Diversi benchmark indipendenti, riportati anche dal sito di informazione Ars Technica, hanno dimostrato che questo modello ha superato in diversi test intelligenze artificiali quali Llama 3.1 di Meta, GPT-4o di OpenAI e Claude Sonnet 3.5 di Anthropic, risultando particolarmente brillante in compiti complessi come la matematica, il coding e il problem-solving. Addirittura, al confronto con o1 di OpenAI, DeepSeek-R1 ha superato l’ultimo modello di Sam Altman in numerosi test di terze parti.

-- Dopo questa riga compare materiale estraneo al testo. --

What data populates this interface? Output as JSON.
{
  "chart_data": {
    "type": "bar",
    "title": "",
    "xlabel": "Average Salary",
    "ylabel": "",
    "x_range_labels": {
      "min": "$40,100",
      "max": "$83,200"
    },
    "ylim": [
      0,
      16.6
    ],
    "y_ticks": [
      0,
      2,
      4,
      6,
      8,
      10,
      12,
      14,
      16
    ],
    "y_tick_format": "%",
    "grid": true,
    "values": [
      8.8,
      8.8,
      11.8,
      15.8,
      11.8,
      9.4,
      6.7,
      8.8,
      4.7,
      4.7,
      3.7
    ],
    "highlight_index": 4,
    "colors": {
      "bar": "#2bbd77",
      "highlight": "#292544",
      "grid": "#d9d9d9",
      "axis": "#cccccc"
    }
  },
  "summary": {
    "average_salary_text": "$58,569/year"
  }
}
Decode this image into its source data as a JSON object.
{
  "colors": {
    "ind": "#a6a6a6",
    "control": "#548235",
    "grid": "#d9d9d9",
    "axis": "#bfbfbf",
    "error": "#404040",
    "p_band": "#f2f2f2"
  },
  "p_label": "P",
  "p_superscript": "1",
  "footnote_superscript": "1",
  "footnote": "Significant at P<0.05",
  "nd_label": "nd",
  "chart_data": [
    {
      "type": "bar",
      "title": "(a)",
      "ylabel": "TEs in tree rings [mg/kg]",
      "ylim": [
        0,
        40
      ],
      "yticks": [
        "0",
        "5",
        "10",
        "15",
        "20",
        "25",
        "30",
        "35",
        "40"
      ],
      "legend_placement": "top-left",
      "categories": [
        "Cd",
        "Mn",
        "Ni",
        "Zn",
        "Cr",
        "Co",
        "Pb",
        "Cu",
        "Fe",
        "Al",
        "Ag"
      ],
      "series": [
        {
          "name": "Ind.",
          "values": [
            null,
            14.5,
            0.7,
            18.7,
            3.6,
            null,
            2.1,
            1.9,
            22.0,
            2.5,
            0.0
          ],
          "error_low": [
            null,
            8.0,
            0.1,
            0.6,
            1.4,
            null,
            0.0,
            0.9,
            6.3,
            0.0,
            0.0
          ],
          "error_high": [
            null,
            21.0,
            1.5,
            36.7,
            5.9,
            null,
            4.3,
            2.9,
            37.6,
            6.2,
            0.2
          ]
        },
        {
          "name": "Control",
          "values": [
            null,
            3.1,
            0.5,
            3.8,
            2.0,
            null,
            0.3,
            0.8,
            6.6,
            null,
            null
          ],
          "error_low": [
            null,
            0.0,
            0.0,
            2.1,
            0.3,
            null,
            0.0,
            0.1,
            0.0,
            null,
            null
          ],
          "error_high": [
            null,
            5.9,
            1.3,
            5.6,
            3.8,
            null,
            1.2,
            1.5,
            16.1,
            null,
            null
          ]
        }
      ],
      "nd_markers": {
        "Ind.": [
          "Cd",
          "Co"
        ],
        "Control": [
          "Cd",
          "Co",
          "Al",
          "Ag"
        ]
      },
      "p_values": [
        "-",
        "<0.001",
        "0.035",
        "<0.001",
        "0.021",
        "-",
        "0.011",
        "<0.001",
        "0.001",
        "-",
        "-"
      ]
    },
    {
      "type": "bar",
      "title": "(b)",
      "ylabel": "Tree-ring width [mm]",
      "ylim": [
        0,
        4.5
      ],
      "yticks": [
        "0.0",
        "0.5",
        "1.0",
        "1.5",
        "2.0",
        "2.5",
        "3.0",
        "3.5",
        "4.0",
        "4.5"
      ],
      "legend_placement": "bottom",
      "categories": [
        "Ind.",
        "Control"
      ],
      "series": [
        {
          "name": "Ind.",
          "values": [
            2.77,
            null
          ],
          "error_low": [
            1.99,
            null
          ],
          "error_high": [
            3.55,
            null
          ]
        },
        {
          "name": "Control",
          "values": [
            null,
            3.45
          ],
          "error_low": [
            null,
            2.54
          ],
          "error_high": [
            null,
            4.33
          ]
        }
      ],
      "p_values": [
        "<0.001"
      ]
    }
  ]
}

Per saperne di più: Intelligenza artificiale: cos’è e come funziona, tutto sulla AI

Un modello di AI molto “limitato”

Un aspetto che rende il successo di DeepSeek ancora più sorprendente è il modo in cui il laboratorio sia riuscito a sviluppare un modello all’avanguardia nonostante le restrizioni imposte dal governo degli Stati Uniti sull’esportazione di semiconduttori avanzati.

L’embargo americano ha infatti spinto DeepSeek a ottimizzare l’uso di chip meno potenti e a sviluppare, come riferisce il sito Medium, un’architettura Mixture-of-Experts (MoE), che attiva selettivamente solo una parte dei 671 miliardi di parametri del modello. L’approccio innovativo ha consentito di ottenere prestazioni eccellenti senza la necessità di risorse hardware immense.

Ma sempre con qualche limite a livello “espressivo”. Sebbene il modello sia open source e disponibile per tutti, come nel caso di altri modelli cinesi DeepSeek-R1 risponde solo a domande in linea con la politica cinese.